"Madame, madame, choisissez-moi s'il vous plaît !": des dizaines de migrants désirant quitter la "Jungle" supplient, bras en l'air, trémolos dans la voix et regard plein d'espoir, de pouvoir monter dans le car partant mardi matin pour un Centre d'accueil et d'orientation (CAO), loin de Calais.
Hier réticents, ils sont désormais de plus en plus nombreux à opter pour un départ vers l'un des 161 CAO disséminés partout en France, après avoir reconsidéré leur projet de vie, mais aussi parfois par dépit. Victimes de leur succès, ces centres engorgés laissent cependant sur le carreau une grande partie des candidats qui attendaient leur tour et ne comprennent pas pourquoi certains cars repartent à moitié vide.
"Il n'y a presque personne dans ce bus ! J'attends ici depuis hier soir et une fois de plus, je n'ai pas été choisi. C'est la septième fois que je viens, pour
autant d'échecs", confie Achraf, un Soudanais portant un simple baluchon. Ce mardi matin, seules 22 places étaient disponibles dans ce car d'une capacité de 60 passagers en partance pour Challans et les Sables-d'Olonne (Vendée).
"Tout le monde n'a pas pu partir, le dispositif est victime de son succès. Il est amené à monter en puissance", explique, gilet orange siglé "préfecture" sur le dos, Georgia Fayet, chargée de mission à la direction de la cohésion sociale de la préfecture du Pas-de-Calais. Avant un démantèlement "rapide" de la "Jungle", promis début septembre par Bernard Cazeneuve, les autorités privilégient la méthode douce en s'appuyant sur ce mécanisme, noeud de la politique migratoire, pour désengorger le plus grand bidonville de France, où vivent entre 6 900 et 9 100 personnes.
Le gouvernement compte ainsi avoir créé 12 000 places d'hébergement d'ici à la fin de l'année pour évacuer les migrants de Calais et Paris,
selon un "relevé de conclusions" révélé mardi par le Figaro, qu'a pu consulter l'AFP. Il chiffre à 8.200 le nombre de nouvelles places encore à créer compte-tenu de l'existant.
"Partir loin de Calais"
Mais en attendant, sur le terrain, la théorie se heurte à la pratique... La jeune femme de la préfecture porte sur elle la lourde charge de sélectionner,avec l'aide de travailleurs sociaux, les quelques élus du jour qui pourront "monter dans le bus", faute de places suffisantes dans les centres. La scène frappe par sa dureté : un cordon de policiers bloque une rangée d'environ 150 migrants, certains ayant dormi sur place pour espérer se retrouver aux avants-poste, criant de désespoir dès que la représentante de l'Etat réapparaît.

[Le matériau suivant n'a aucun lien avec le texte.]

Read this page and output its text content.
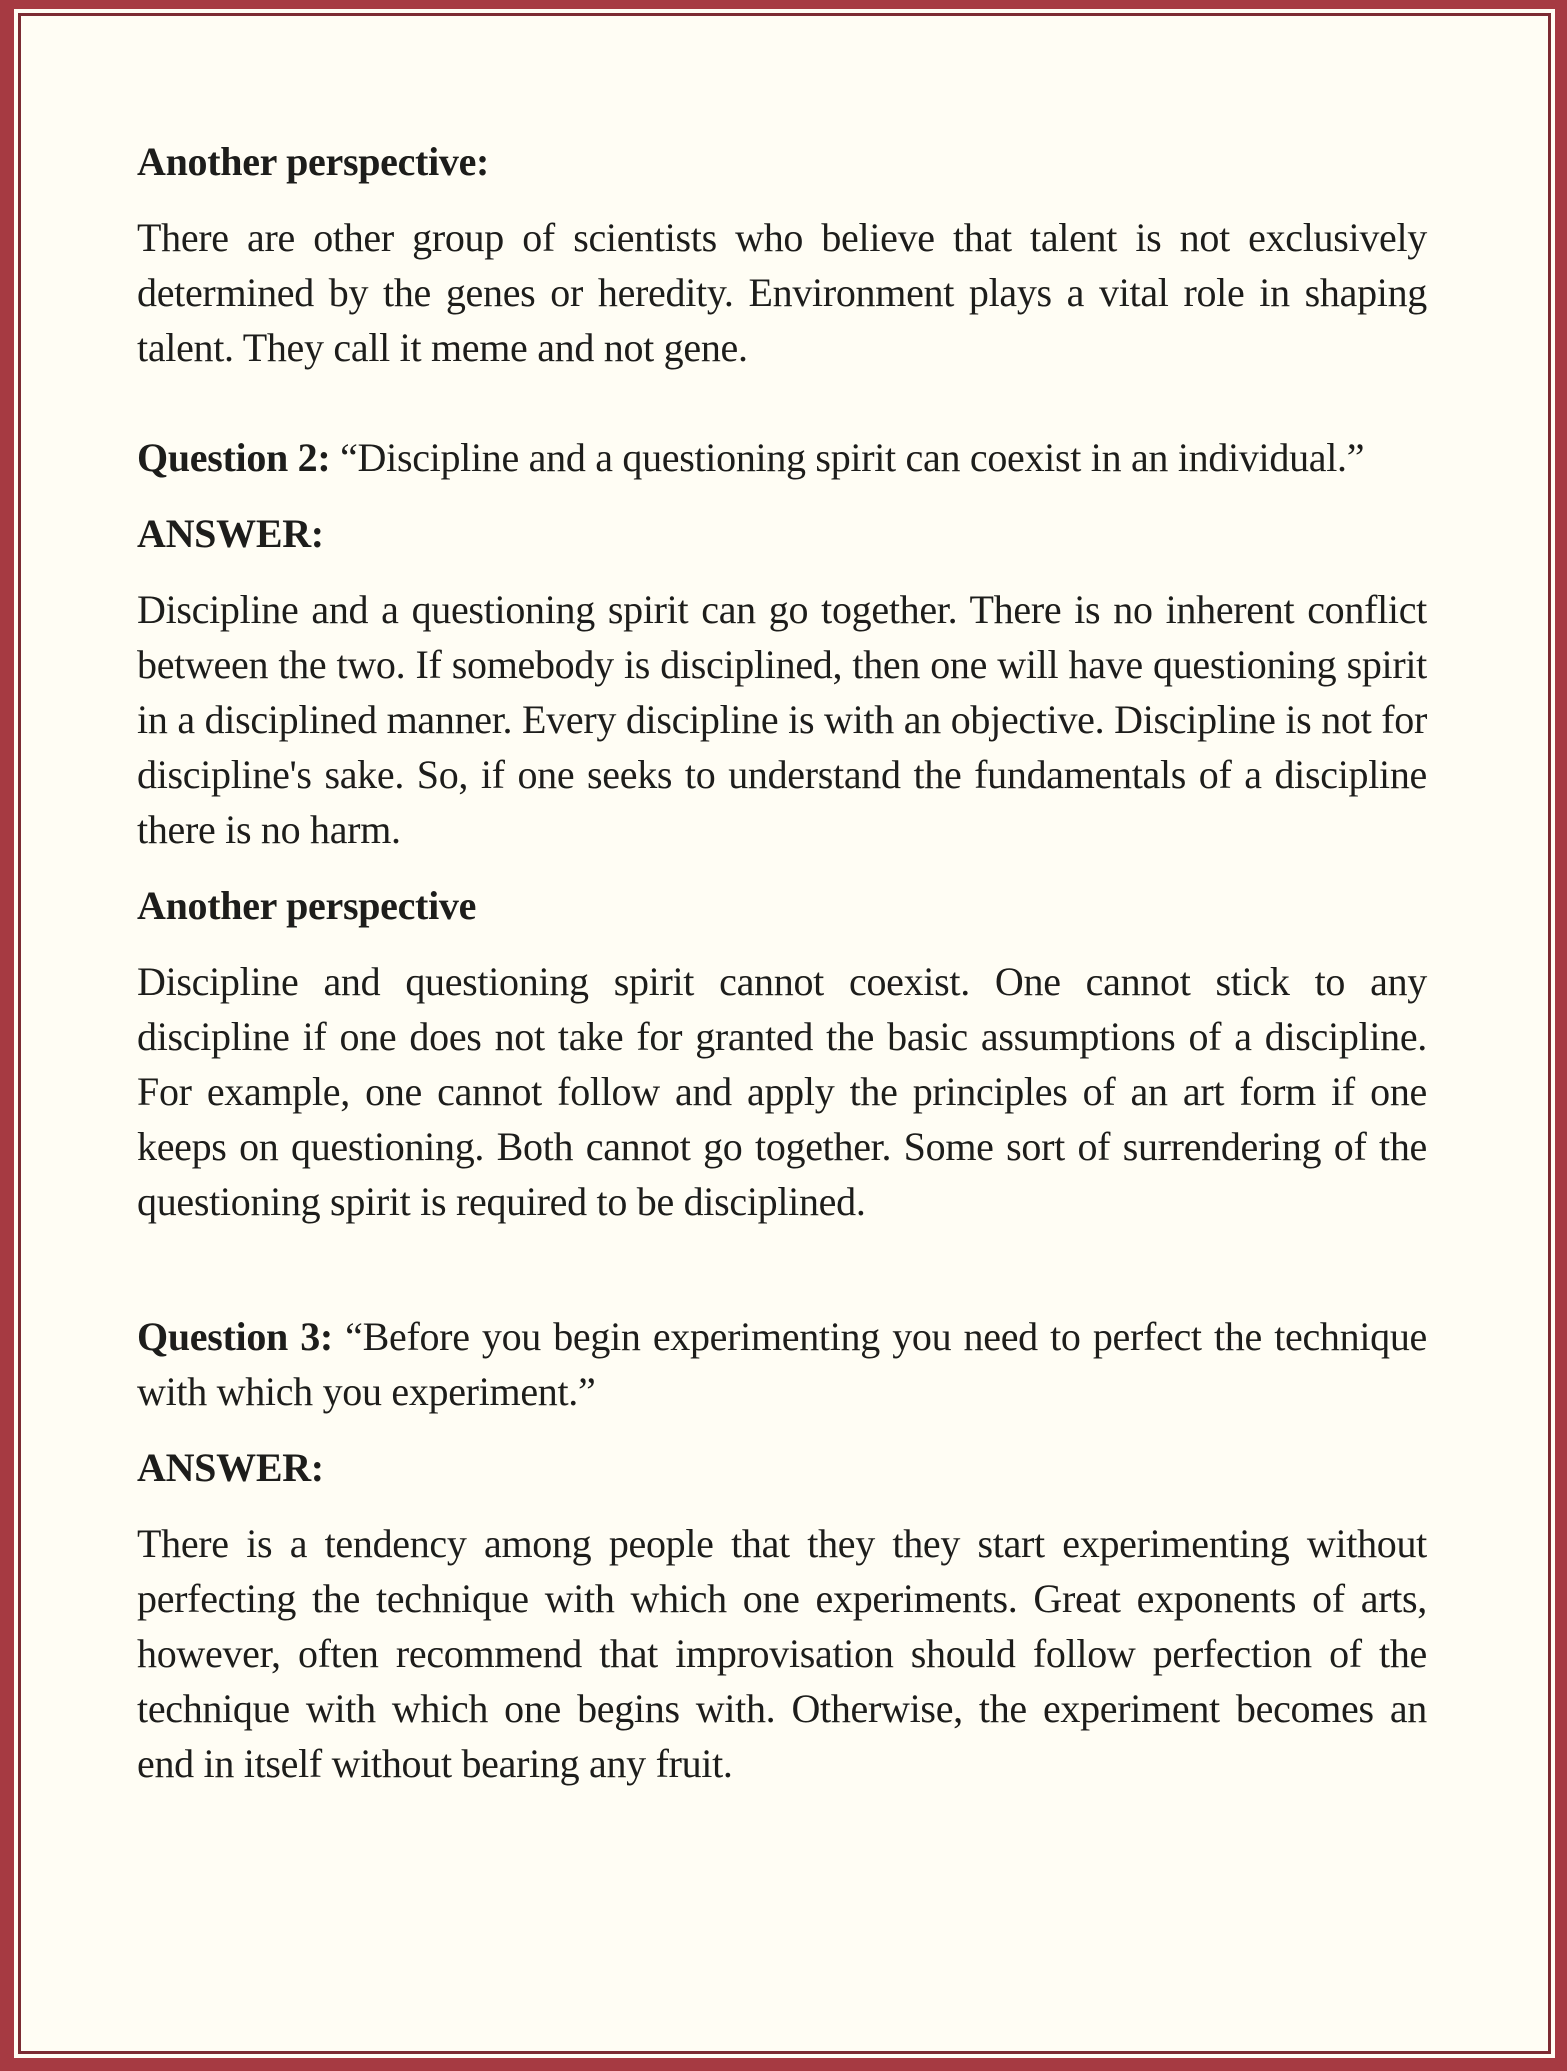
Another perspective:

There are other group of scientists who believe that talent is not exclusively determined by the genes or heredity. Environment plays a vital role in shaping talent. They call it meme and not gene.

Question 2: “Discipline and a questioning spirit can coexist in an individual.”

ANSWER:

Discipline and a questioning spirit can go together. There is no inherent conflict between the two. If somebody is disciplined, then one will have questioning spirit in a disciplined manner. Every discipline is with an objective. Discipline is not for discipline's sake. So, if one seeks to understand the fundamentals of a discipline there is no harm.

Another perspective

Discipline and questioning spirit cannot coexist. One cannot stick to any discipline if one does not take for granted the basic assumptions of a discipline. For example, one cannot follow and apply the principles of an art form if one keeps on questioning. Both cannot go together. Some sort of surrendering of the questioning spirit is required to be disciplined.

Question 3: “Before you begin experimenting you need to perfect the technique with which you experiment.”

ANSWER:

There is a tendency among people that they they start experimenting without perfecting the technique with which one experiments. Great exponents of arts, however, often recommend that improvisation should follow perfection of the technique with which one begins with. Otherwise, the experiment becomes an end in itself without bearing any fruit.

Ils portent un simple sac à dos ou en plastique avec quelques effets personnels, mais la plupart arrivent les mains vides. Elle désigne alors un homme qui sort avec une canne de la foule, le visage qui s'illumine. Il entame immédiatement des pourparlers pour que son ami puisse le suivre. "Plus de place", lui rétorque-t-elle. Il partira, seul.
"Stop, finish !"
"Nous choisissons en priorité des sujets vulnérables, repérés par les travailleurs sociaux, qui nécessitent un accompagnement particulier", explique Mme Fayet. Hussein a également eu cette chance. Parti de Syrie voici un an et vivant seul dans une tente de la "Jungle" depuis janvier, il souffre d'un lumbago. "J'ai tenté à plusieurs reprises de rejoindre l'Angleterre, en vain. J'en peux plus, je suis fatigué! Je veux partir loin de Calais et demander l'asile".Quelques minutes plus tard, Mme Fayet contourne la rangée et revient aux côtés d'un mineur soudanais, timide et resté en retrait: "Nous devons proposer ces places à tout le monde et faire attention que ceux qui jouent moins des coudes ne soient pas désavantagés", précise-t-elle.

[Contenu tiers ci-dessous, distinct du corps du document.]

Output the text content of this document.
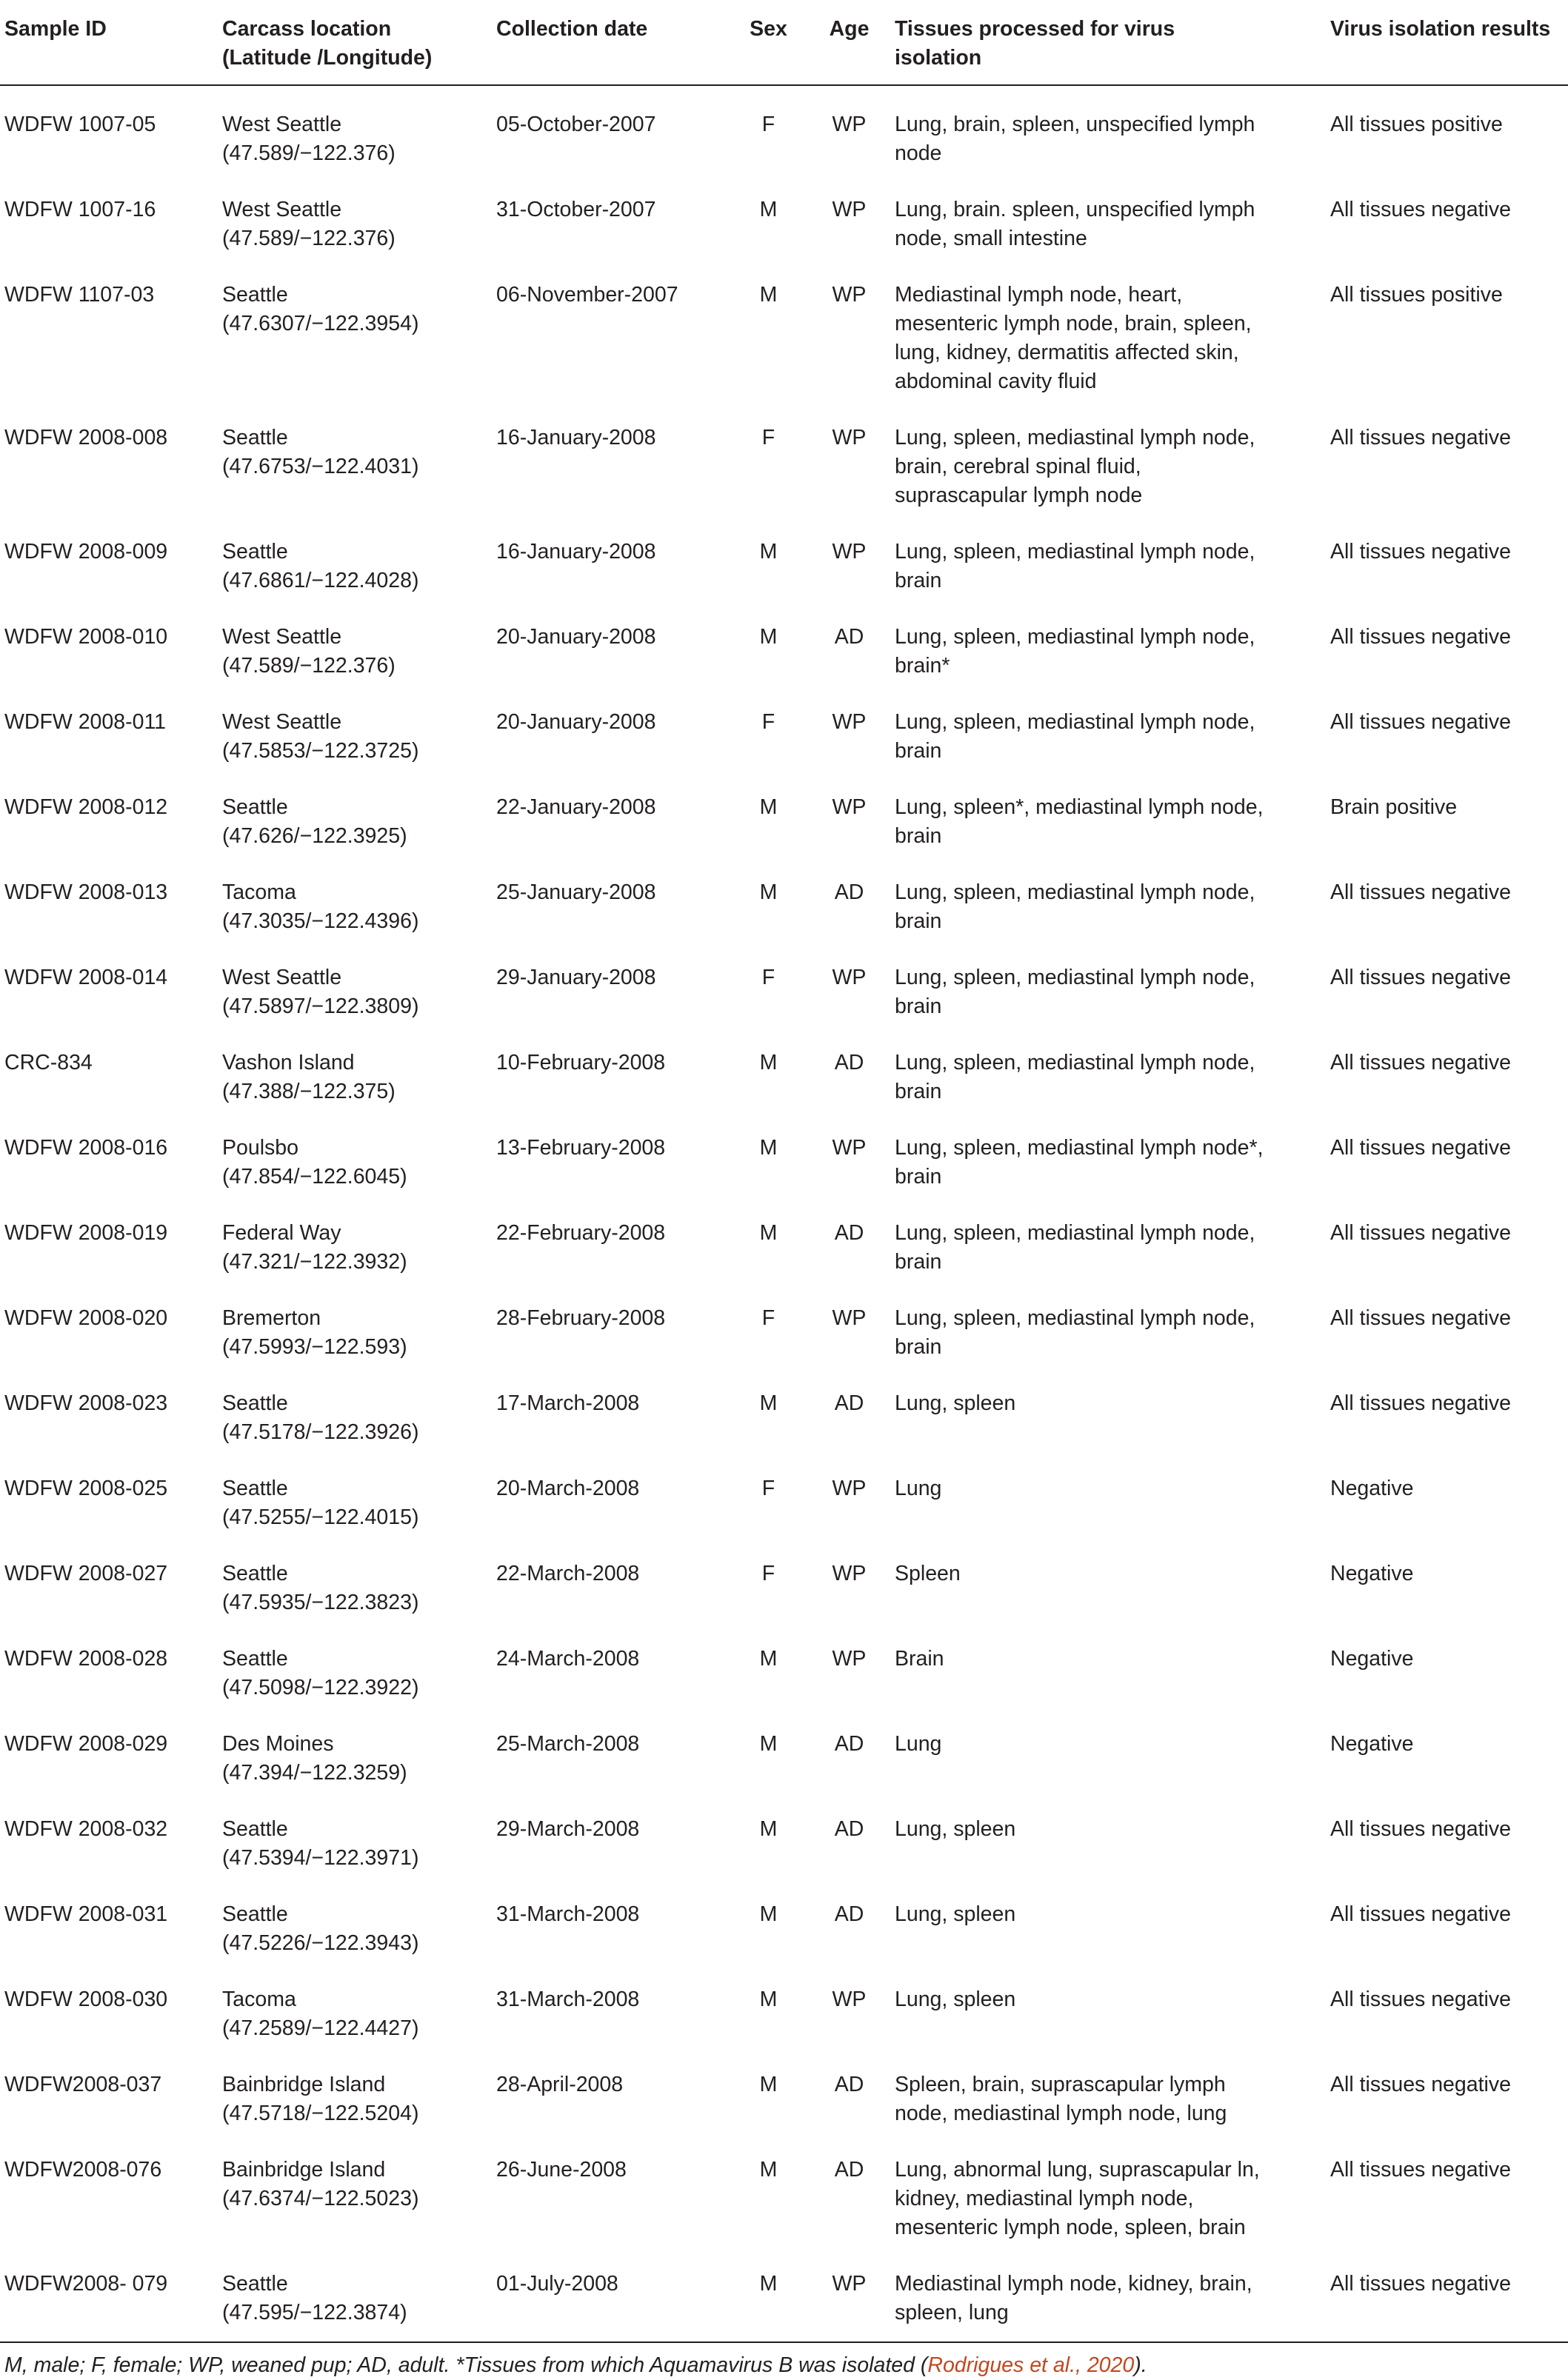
Sample ID	Carcass location
(Latitude /Longitude)	Collection date	Sex	Age	Tissues processed for virus
isolation	Virus isolation results

WDFW 1007-05	West Seattle
(47.589/−122.376)	05-October-2007	F	WP	Lung, brain, spleen, unspecified lymph
node	All tissues positive

WDFW 1007-16	West Seattle
(47.589/−122.376)	31-October-2007	M	WP	Lung, brain. spleen, unspecified lymph
node, small intestine	All tissues negative

WDFW 1107-03	Seattle
(47.6307/−122.3954)	06-November-2007	M	WP	Mediastinal lymph node, heart,
mesenteric lymph node, brain, spleen,
lung, kidney, dermatitis affected skin,
abdominal cavity fluid	All tissues positive

WDFW 2008-008	Seattle
(47.6753/−122.4031)	16-January-2008	F	WP	Lung, spleen, mediastinal lymph node,
brain, cerebral spinal fluid,
suprascapular lymph node	All tissues negative

WDFW 2008-009	Seattle
(47.6861/−122.4028)	16-January-2008	M	WP	Lung, spleen, mediastinal lymph node,
brain	All tissues negative

WDFW 2008-010	West Seattle
(47.589/−122.376)	20-January-2008	M	AD	Lung, spleen, mediastinal lymph node,
brain*	All tissues negative

WDFW 2008-011	West Seattle
(47.5853/−122.3725)	20-January-2008	F	WP	Lung, spleen, mediastinal lymph node,
brain	All tissues negative

WDFW 2008-012	Seattle
(47.626/−122.3925)	22-January-2008	M	WP	Lung, spleen*, mediastinal lymph node,
brain	Brain positive

WDFW 2008-013	Tacoma
(47.3035/−122.4396)	25-January-2008	M	AD	Lung, spleen, mediastinal lymph node,
brain	All tissues negative

WDFW 2008-014	West Seattle
(47.5897/−122.3809)	29-January-2008	F	WP	Lung, spleen, mediastinal lymph node,
brain	All tissues negative

CRC-834	Vashon Island
(47.388/−122.375)	10-February-2008	M	AD	Lung, spleen, mediastinal lymph node,
brain	All tissues negative

WDFW 2008-016	Poulsbo
(47.854/−122.6045)	13-February-2008	M	WP	Lung, spleen, mediastinal lymph node*,
brain	All tissues negative

WDFW 2008-019	Federal Way
(47.321/−122.3932)	22-February-2008	M	AD	Lung, spleen, mediastinal lymph node,
brain	All tissues negative

WDFW 2008-020	Bremerton
(47.5993/−122.593)	28-February-2008	F	WP	Lung, spleen, mediastinal lymph node,
brain	All tissues negative

WDFW 2008-023	Seattle
(47.5178/−122.3926)	17-March-2008	M	AD	Lung, spleen	All tissues negative

WDFW 2008-025	Seattle
(47.5255/−122.4015)	20-March-2008	F	WP	Lung	Negative

WDFW 2008-027	Seattle
(47.5935/−122.3823)	22-March-2008	F	WP	Spleen	Negative

WDFW 2008-028	Seattle
(47.5098/−122.3922)	24-March-2008	M	WP	Brain	Negative

WDFW 2008-029	Des Moines
(47.394/−122.3259)	25-March-2008	M	AD	Lung	Negative

WDFW 2008-032	Seattle
(47.5394/−122.3971)	29-March-2008	M	AD	Lung, spleen	All tissues negative

WDFW 2008-031	Seattle
(47.5226/−122.3943)	31-March-2008	M	AD	Lung, spleen	All tissues negative

WDFW 2008-030	Tacoma
(47.2589/−122.4427)	31-March-2008	M	WP	Lung, spleen	All tissues negative

WDFW2008-037	Bainbridge Island
(47.5718/−122.5204)	28-April-2008	M	AD	Spleen, brain, suprascapular lymph
node, mediastinal lymph node, lung	All tissues negative

WDFW2008-076	Bainbridge Island
(47.6374/−122.5023)	26-June-2008	M	AD	Lung, abnormal lung, suprascapular ln,
kidney, mediastinal lymph node,
mesenteric lymph node, spleen, brain	All tissues negative

WDFW2008- 079	Seattle
(47.595/−122.3874)	01-July-2008	M	WP	Mediastinal lymph node, kidney, brain,
spleen, lung	All tissues negative

M, male; F, female; WP, weaned pup; AD, adult. *Tissues from which Aquamavirus B was isolated (Rodrigues et al., 2020).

"Stop, finish !", lance-t-elle ensuite, les bras croisés en l'air. La déception se lit sur de nombreux visages. Certains tentent de négocier mais la jeune fille, navrée, explique qu'un autre bus partira dans l'après-midi, avec 25 places, pour Nîmes et les Pyrénées orientales. "A tout à l'heure", glisse, confiant Achraf, avant de rejoindre ses amis malheureux du jour.